The Vatican declined to say whether the pontiff had a flu shot, but a Vatican official said it was "probable" because all employees of the Holy See were offered them.

Cardinal Javier Lozano Barragan, head of the Vatican's health care office, told Associated Press Television News that the pope's stooped posture keeps his lungs and diaphragm in a crushed position, a chronic obstacle to proper breathing.

Keeping the pope hospitalized will afford "many means to stay ready for any complications," he said.

John Paul, battling Parkinson's disease as well as hip and knee ailments, has been in weak health for many years. But a leading Italian cardiologist, Attilio Maseri, who has treated the pontiff during previous hospitalizations, said the pontiff has two enviable factors on his side.

"He has exceptional cardiovascular function, guided by exceptional willpower," Maseri, now based in Milan's San Raffaele hospital, said on state TV early Thursday.

"If he overcomes the respiratory problems he's suffering, he'll certainly be able to go back doing what he was doing before."

On Thursday, about 50 people — mostly doctors in starched white uniforms — attended the hospital's daily Mass, which was held for San Biagio, patron saint of the throat.

"We are praying for John Paul II so that he can be strong, courageous and full of hope," said Decio Cipollini, who presided over the Mass.

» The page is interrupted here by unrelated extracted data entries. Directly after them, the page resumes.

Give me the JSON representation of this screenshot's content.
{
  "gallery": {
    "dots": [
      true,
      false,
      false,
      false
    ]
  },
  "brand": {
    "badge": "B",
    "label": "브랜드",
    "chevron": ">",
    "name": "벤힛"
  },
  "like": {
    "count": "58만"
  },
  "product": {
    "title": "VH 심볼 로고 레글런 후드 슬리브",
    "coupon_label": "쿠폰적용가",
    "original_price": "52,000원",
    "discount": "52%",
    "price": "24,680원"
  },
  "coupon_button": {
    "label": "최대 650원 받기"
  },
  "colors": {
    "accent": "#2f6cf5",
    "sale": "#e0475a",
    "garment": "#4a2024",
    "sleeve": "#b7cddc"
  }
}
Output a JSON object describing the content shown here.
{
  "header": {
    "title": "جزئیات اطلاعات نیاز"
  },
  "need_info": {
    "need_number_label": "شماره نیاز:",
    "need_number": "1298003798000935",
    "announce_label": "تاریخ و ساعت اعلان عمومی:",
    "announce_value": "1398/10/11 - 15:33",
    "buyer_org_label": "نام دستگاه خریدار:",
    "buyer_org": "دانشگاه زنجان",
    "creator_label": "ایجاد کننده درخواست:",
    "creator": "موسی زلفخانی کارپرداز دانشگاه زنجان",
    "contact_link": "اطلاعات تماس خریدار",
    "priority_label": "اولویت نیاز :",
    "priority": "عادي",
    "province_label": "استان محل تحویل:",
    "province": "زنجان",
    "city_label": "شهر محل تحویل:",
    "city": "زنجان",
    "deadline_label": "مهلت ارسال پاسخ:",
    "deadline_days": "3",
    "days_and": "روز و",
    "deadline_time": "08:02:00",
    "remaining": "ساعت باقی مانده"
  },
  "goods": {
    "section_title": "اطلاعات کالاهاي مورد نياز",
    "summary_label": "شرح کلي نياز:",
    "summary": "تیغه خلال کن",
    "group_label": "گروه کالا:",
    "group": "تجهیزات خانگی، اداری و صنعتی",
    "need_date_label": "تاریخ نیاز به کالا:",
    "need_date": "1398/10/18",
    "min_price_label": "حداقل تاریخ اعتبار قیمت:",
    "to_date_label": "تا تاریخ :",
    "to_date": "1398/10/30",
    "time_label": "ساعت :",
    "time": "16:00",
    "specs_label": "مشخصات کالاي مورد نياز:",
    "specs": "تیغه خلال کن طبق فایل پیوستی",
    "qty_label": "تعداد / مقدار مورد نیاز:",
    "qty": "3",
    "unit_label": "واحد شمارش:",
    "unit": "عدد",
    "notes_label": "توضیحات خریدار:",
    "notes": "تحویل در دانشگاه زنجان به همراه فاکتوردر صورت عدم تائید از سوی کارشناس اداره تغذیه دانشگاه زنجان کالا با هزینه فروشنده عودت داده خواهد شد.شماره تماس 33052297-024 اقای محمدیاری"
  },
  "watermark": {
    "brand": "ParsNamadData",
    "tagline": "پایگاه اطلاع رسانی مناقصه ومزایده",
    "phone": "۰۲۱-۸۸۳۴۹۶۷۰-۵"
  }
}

Although age and chronic health problems have slowed the pontiff considerably from his whirlwind pace during the early years of his 26-year-old papacy, John Paul has kept a remarkably strenuous pace.

His average week is spent working on documents, making appointments, meeting world leaders and appearing before the public at least twice a week.

American Cardinal James Francis Stafford, who is based at the Vatican, said church officials were working with concern and a spirit of prayer during the pope's absence.

"We don't know how things will turn out — the Holy Father is 84 years old," he said, quoted in La Repubblica newspaper. "We don't know what trials God has prepared for him."